In 1995 I attended Novell’s BrainShare conference in Salt Lake City. It was an interesting moment for a local-area-networking company on the cusp of the Internet era. Then-CEO Bob Frankenburg rose to the occasion. His keynote was my first introduction to the now-fashionable Internet of Things. Frankenburg talked up the idea of billions of connected appliances ranging from Las Vegas slot machines to refrigerators.
Almost two decades later that vision is coming into focus. It’ll happen, I’m sure. My vacuum cleaner, microwave, and stove will all be able to phone home. What worries me, though, is that the news they report is unlikely to be good news. Embedded chips won’t compensate for the crummy quality of today’s appliances. Things fail and break at an alarming rate.

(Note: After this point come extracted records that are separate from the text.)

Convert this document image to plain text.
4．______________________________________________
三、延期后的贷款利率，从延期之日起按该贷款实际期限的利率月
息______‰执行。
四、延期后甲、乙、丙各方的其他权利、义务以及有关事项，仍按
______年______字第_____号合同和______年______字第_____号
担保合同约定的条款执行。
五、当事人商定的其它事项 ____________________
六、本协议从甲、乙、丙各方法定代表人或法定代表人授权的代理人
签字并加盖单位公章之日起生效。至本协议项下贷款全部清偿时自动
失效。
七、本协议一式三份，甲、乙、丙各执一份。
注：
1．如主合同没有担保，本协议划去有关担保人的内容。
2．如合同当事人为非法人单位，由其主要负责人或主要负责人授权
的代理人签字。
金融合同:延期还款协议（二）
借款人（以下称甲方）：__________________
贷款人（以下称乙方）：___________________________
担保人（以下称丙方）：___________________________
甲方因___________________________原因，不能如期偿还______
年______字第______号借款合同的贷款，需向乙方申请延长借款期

That microwave oven we bought new in 2012? When the motherboard failed it was cheaper to junk the whole unit than to fix it. The new stove we bought last year? The ignition is failing and I have to reboot it to make it work. Rebooting a stove? That just ain’t right. And don’t even get me started on the many vacuum cleaners I’ve hated since I foolishly got rid of my mom’s vintage Hoover.
This isn’t just a first world problem, it’s a uniquely 21st-century problem. I’m sure we’ll have an Internet of Things. But I fear it will be an Internet of Things That Used To Work Better.